Di Desa Koripan, Kec.Bungkal, Kab.Ponorogo , Jawa Timur telah dilaksanakan Inventarisasi dan Verifikasi penyelesaian Pengusaan Tanah Dalam Rangka Penataan Kawasan Hutan sebadai berikut:

1.    Luas tanah yang diajukan 5.551 m3 (perkiraan)

2.    Jumlah Bidang 24 Bidang

3.    Jumlah pemohon 24 Orang

Sebagai kelengkapan permohonan  dilampirkan :

1.    Rekapitulasi daftar pemohon.

2.    Sketsa kolektif tanah yang menggambarkan perkiraan posisi tanah yang dimohon.
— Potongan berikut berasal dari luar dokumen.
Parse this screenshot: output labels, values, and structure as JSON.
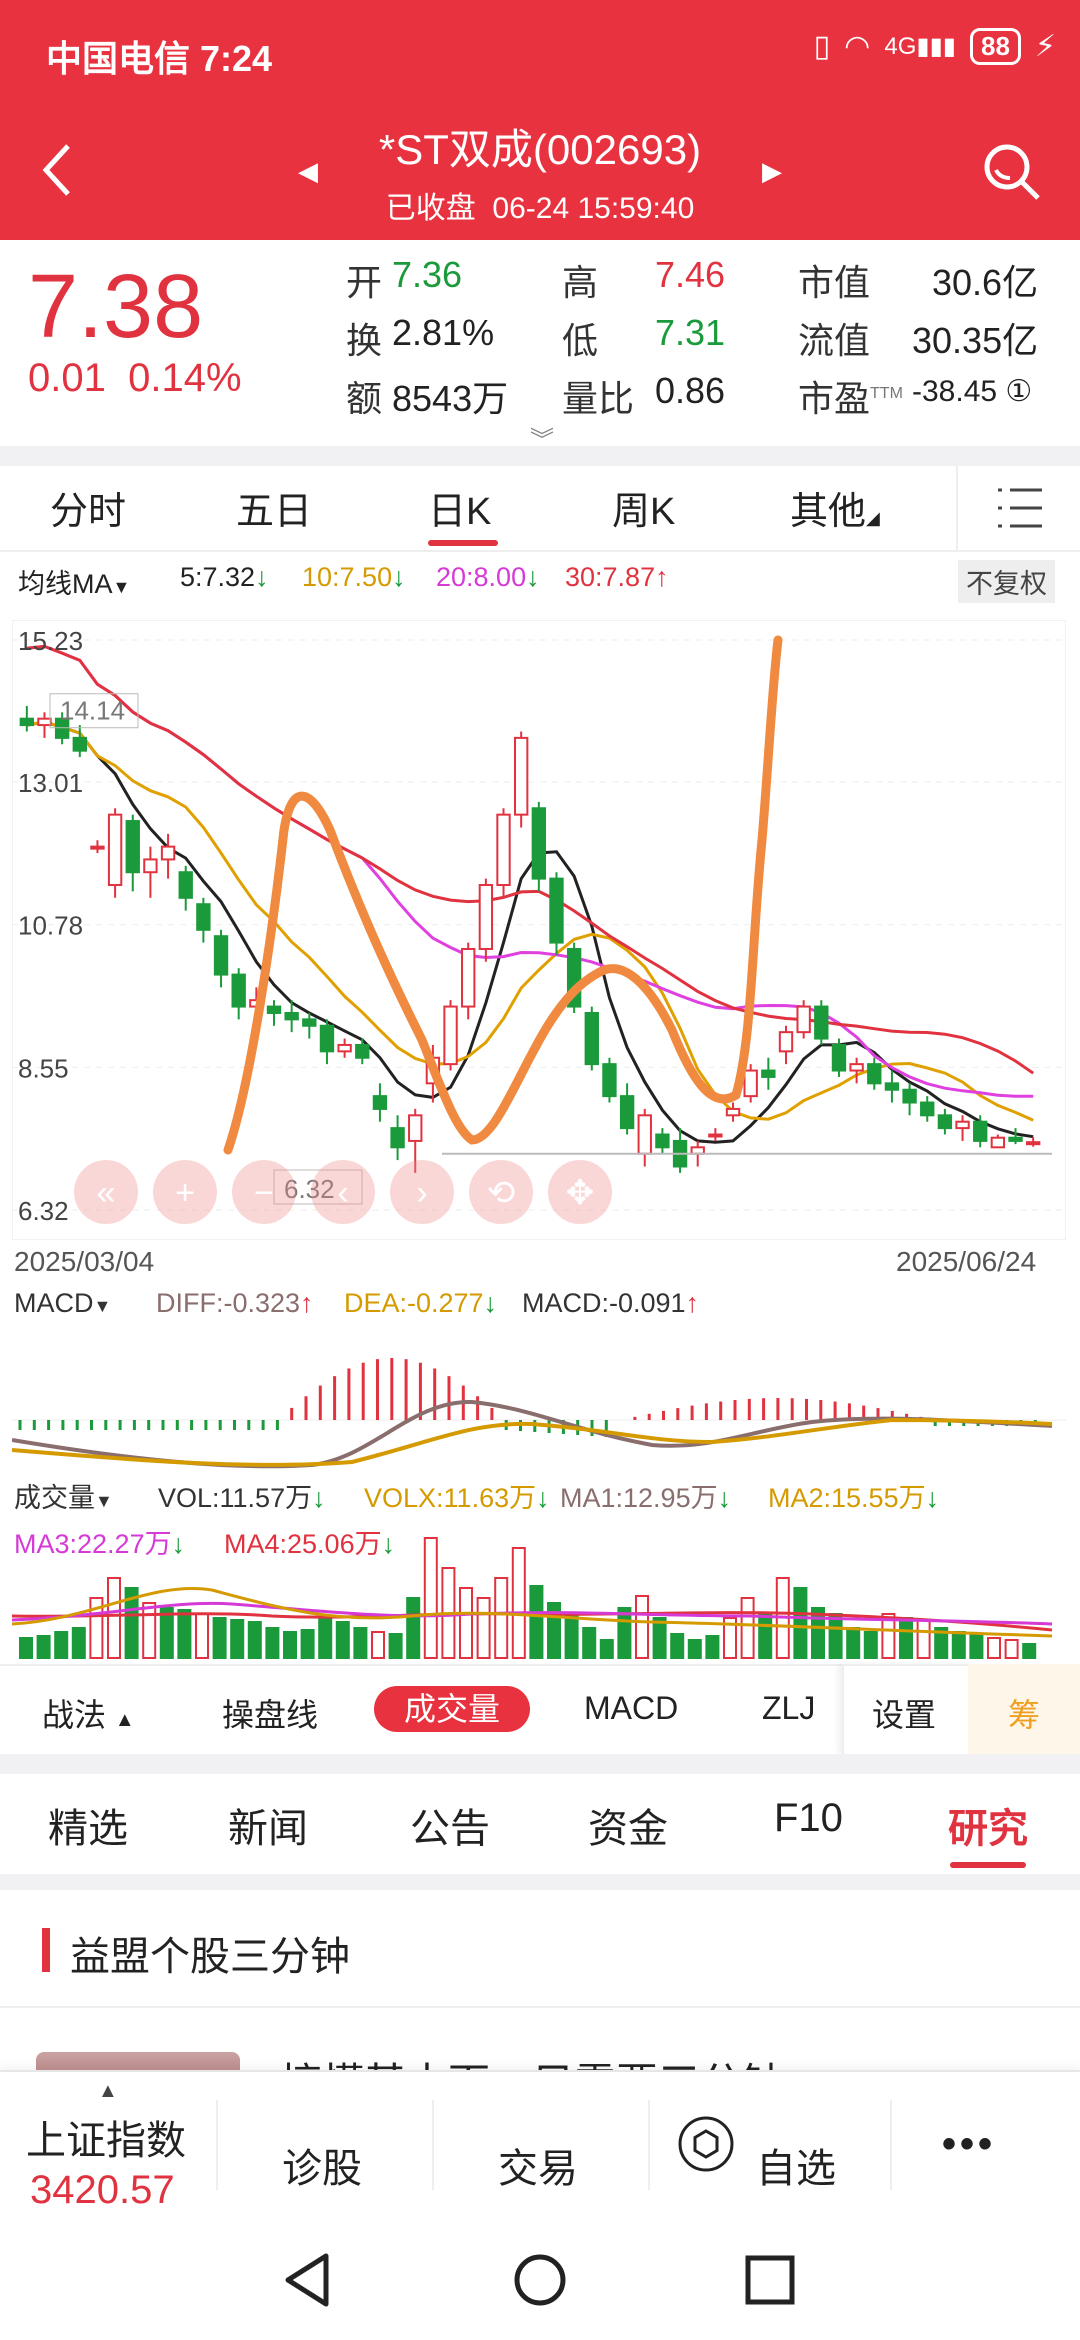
{
  "status_bar": {
    "carrier": "中国电信 7:24",
    "battery": "88",
    "network": "4G"
  },
  "header": {
    "title": "*ST双成(002693)",
    "status": "已收盘",
    "datetime": "06-24 15:59:40",
    "back_icon": "back-icon",
    "search_icon": "search-icon"
  },
  "quote": {
    "price": "7.38",
    "change": "0.01",
    "change_pct": "0.14%",
    "fields": {
      "open_label": "开",
      "open": "7.36",
      "high_label": "高",
      "high": "7.46",
      "mktcap_label": "市值",
      "mktcap": "30.6亿",
      "turnover_label": "换",
      "turnover": "2.81%",
      "low_label": "低",
      "low": "7.31",
      "float_label": "流值",
      "float_cap": "30.35亿",
      "amount_label": "额",
      "amount": "8543万",
      "volratio_label": "量比",
      "volratio": "0.86",
      "pe_label": "市盈",
      "pe_sup": "TTM",
      "pe": "-38.45"
    }
  },
  "period_tabs": [
    "分时",
    "五日",
    "日K",
    "周K",
    "其他"
  ],
  "period_active": "日K",
  "ma_legend": {
    "label": "均线MA",
    "ma5": "5:7.32",
    "ma10": "10:7.50",
    "ma20": "20:8.00",
    "ma30": "30:7.87",
    "adjust": "不复权",
    "colors": {
      "ma5": "#222222",
      "ma10": "#e0a000",
      "ma20": "#e040e0",
      "ma30": "#e0323f"
    }
  },
  "chart_data": {
    "type": "candlestick",
    "y_ticks": [
      "15.23",
      "13.01",
      "10.78",
      "8.55",
      "6.32"
    ],
    "ylim": [
      6.32,
      15.23
    ],
    "max_marker": "14.14",
    "min_marker": "6.32",
    "date_start": "2025/03/04",
    "date_end": "2025/06/24",
    "candles": [
      [
        14.0,
        14.2,
        13.8,
        13.9
      ],
      [
        13.9,
        14.1,
        13.7,
        14.0
      ],
      [
        14.0,
        14.1,
        13.6,
        13.7
      ],
      [
        13.7,
        13.9,
        13.4,
        13.5
      ],
      [
        12.0,
        12.1,
        11.9,
        12.0
      ],
      [
        11.4,
        12.6,
        11.2,
        12.5
      ],
      [
        12.4,
        12.5,
        11.3,
        11.6
      ],
      [
        11.6,
        12.0,
        11.2,
        11.8
      ],
      [
        11.8,
        12.2,
        11.5,
        12.0
      ],
      [
        11.6,
        11.7,
        11.0,
        11.2
      ],
      [
        11.1,
        11.2,
        10.5,
        10.7
      ],
      [
        10.6,
        10.7,
        9.8,
        10.0
      ],
      [
        10.0,
        10.1,
        9.3,
        9.5
      ],
      [
        9.5,
        9.8,
        9.3,
        9.6
      ],
      [
        9.5,
        9.6,
        9.2,
        9.4
      ],
      [
        9.4,
        9.6,
        9.1,
        9.3
      ],
      [
        9.3,
        9.4,
        9.0,
        9.2
      ],
      [
        9.2,
        9.3,
        8.6,
        8.8
      ],
      [
        8.8,
        9.0,
        8.7,
        8.9
      ],
      [
        8.9,
        9.0,
        8.6,
        8.7
      ],
      [
        8.1,
        8.3,
        7.7,
        7.9
      ],
      [
        7.6,
        7.8,
        7.1,
        7.3
      ],
      [
        7.4,
        7.9,
        6.9,
        7.8
      ],
      [
        8.3,
        8.9,
        8.0,
        8.7
      ],
      [
        8.6,
        9.6,
        8.5,
        9.5
      ],
      [
        9.5,
        10.5,
        9.3,
        10.4
      ],
      [
        10.4,
        11.5,
        10.2,
        11.4
      ],
      [
        11.4,
        12.6,
        11.2,
        12.5
      ],
      [
        12.5,
        13.8,
        12.3,
        13.7
      ],
      [
        12.6,
        12.7,
        11.3,
        11.5
      ],
      [
        11.5,
        11.6,
        10.3,
        10.5
      ],
      [
        10.4,
        10.5,
        9.4,
        9.5
      ],
      [
        9.4,
        9.5,
        8.5,
        8.6
      ],
      [
        8.6,
        8.7,
        8.0,
        8.1
      ],
      [
        8.1,
        8.3,
        7.5,
        7.6
      ],
      [
        7.2,
        7.9,
        7.0,
        7.8
      ],
      [
        7.5,
        7.6,
        7.2,
        7.3
      ],
      [
        7.4,
        7.6,
        6.9,
        7.0
      ],
      [
        7.2,
        7.4,
        7.0,
        7.3
      ],
      [
        7.5,
        7.6,
        7.4,
        7.5
      ],
      [
        7.8,
        8.0,
        7.7,
        7.9
      ],
      [
        8.1,
        8.6,
        8.0,
        8.5
      ],
      [
        8.5,
        8.7,
        8.2,
        8.4
      ],
      [
        8.8,
        9.2,
        8.6,
        9.1
      ],
      [
        9.1,
        9.6,
        9.0,
        9.5
      ],
      [
        9.5,
        9.6,
        8.9,
        9.0
      ],
      [
        8.9,
        9.0,
        8.4,
        8.5
      ],
      [
        8.5,
        8.7,
        8.3,
        8.6
      ],
      [
        8.6,
        8.7,
        8.2,
        8.3
      ],
      [
        8.3,
        8.5,
        8.0,
        8.2
      ],
      [
        8.2,
        8.3,
        7.8,
        8.0
      ],
      [
        8.0,
        8.1,
        7.7,
        7.8
      ],
      [
        7.8,
        7.9,
        7.5,
        7.6
      ],
      [
        7.6,
        7.8,
        7.4,
        7.7
      ],
      [
        7.7,
        7.8,
        7.3,
        7.4
      ],
      [
        7.3,
        7.5,
        7.3,
        7.45
      ],
      [
        7.45,
        7.6,
        7.35,
        7.4
      ],
      [
        7.36,
        7.46,
        7.31,
        7.38
      ]
    ]
  },
  "nav_controls": [
    "double-left-icon",
    "zoom-in-icon",
    "zoom-out-icon",
    "left-icon",
    "right-icon",
    "rotate-icon",
    "move-icon"
  ],
  "macd": {
    "label": "MACD",
    "diff": "DIFF:-0.323",
    "dea": "DEA:-0.277",
    "macd": "MACD:-0.091"
  },
  "volume": {
    "label": "成交量",
    "vol": "VOL:11.57万",
    "volx": "VOLX:11.63万",
    "ma1": "MA1:12.95万",
    "ma2": "MA2:15.55万",
    "ma3": "MA3:22.27万",
    "ma4": "MA4:25.06万"
  },
  "indicator_tabs": {
    "zhanfa": "战法",
    "caopan": "操盘线",
    "vol": "成交量",
    "macd": "MACD",
    "zlj": "ZLJ",
    "settings": "设置",
    "chou": "筹"
  },
  "news_tabs": [
    "精选",
    "新闻",
    "公告",
    "资金",
    "F10",
    "研究"
  ],
  "news_active": "研究",
  "section": {
    "title": "益盟个股三分钟"
  },
  "article": {
    "title": "搞懂基本面，只需要三分钟"
  },
  "bottom_nav": {
    "index_name": "上证指数",
    "index_value": "3420.57",
    "diagnose": "诊股",
    "trade": "交易",
    "watchlist": "自选"
  }
}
3.    Fotocopy identitas peomohon (KTP, atau surat keterangan domisili).

4.    Surat Pernyataan Penguasaan fisik Bidang Tanah (SP2FBT)

5.    Fakta intergritas.



HASIL DAN PEMBAHASAN

 

            Berdasarkan peraturan Menteri Lingkungan Hidup dan Kehutanan Republik Indonesia Nomor.7 Tahun 2021 memuat pengaturan sebagai berikut : (1). Objek penyelesaian penguasaan kawasan hutan yang dapat dilakukan penyelesaian penguasaan tanah merupakan kawasan hutan pada tahap penunjukan kawasan hutan (hutan konservasi, hutan lindung dan hutan produksi). (2). Jenis penguasaan tanah yang dapat diselesaikan terdiri dari : permukiman, fasilitas umum/sosial,lahan garapan dan hutan yang dikelola masyarakat hukum adat. (3). Pemohon bisa dilakukan oleh : perorangan, instansi, badan sosial/keagamaan dan masyarakat hukum adat, yang disampaikan secara kolektif kepada Bupati/Walikota untuk diterukan kepada Tim Inver PPTPKH. (4). Pola penyelesaian dengan cara : mengeluarkan bidang tanah dalam kawasan hutan melalui perubahan batas kawasan hutan; tukar menukar kawasan hutan; memberikan akses pengelolaan hutan melalui program perhutanan sosial atau; melakukan resettlement. (5). Tahapan penyelesaian melalui : inventarisasi, verifikasi, penetapan pola penyelesaian dan penertiban sertifikat hak atas tanah

Menyelesaikan dan memberikan perlindungan hukum atas hak-hak masyarakat yang menguasai/memanfaatkan bidang tanah dalam kawasan hutan. Masyarakat yang menguasai tanah di kawasan hutan akan diberikan hak milik, apabila memenuhi kriteria, yaitu 1. Tanah telah dimanfaatkan dengan baik, 2. Bidang tanah bukan merupakan obyek gugatan/sengketa, 3. Adanya pengakuan oleh adat ataupun kepala desa/kelurahan dengan saksi yang dapat dipercaya. kawasan hutan dan program perhutanan sosial mendorong masyarakat adil makmur berkelanjutan, tanpa konflik, ramah lingkungan, dan memiliki kemandirian ekonomi.                           


KESIMPULAN

Dalam rangka percepatan penyelesaian permasalahan penguasaan tanah dalam kawasan hutan, Pemerintah Kabupaten Ponorogo menggelar sosialisasi inventarisasi dan verifikasi penguasaan tanah dalam kawasan hutan. Pertambahan penduduk yang terjadi secara eksponensial menambah tingginya tekanan terhadap kawasan hutan.

Pemerintahan  menyampaikan bahwa ini merupakan kesempatan yang harus dimnafaatkan dengan baik oleh masyarakat, karena hanya dengan melakukan permohonan kepada PPTKH, masyarakat yang berada di kawasan hutan akan mendapatkan sertifikat.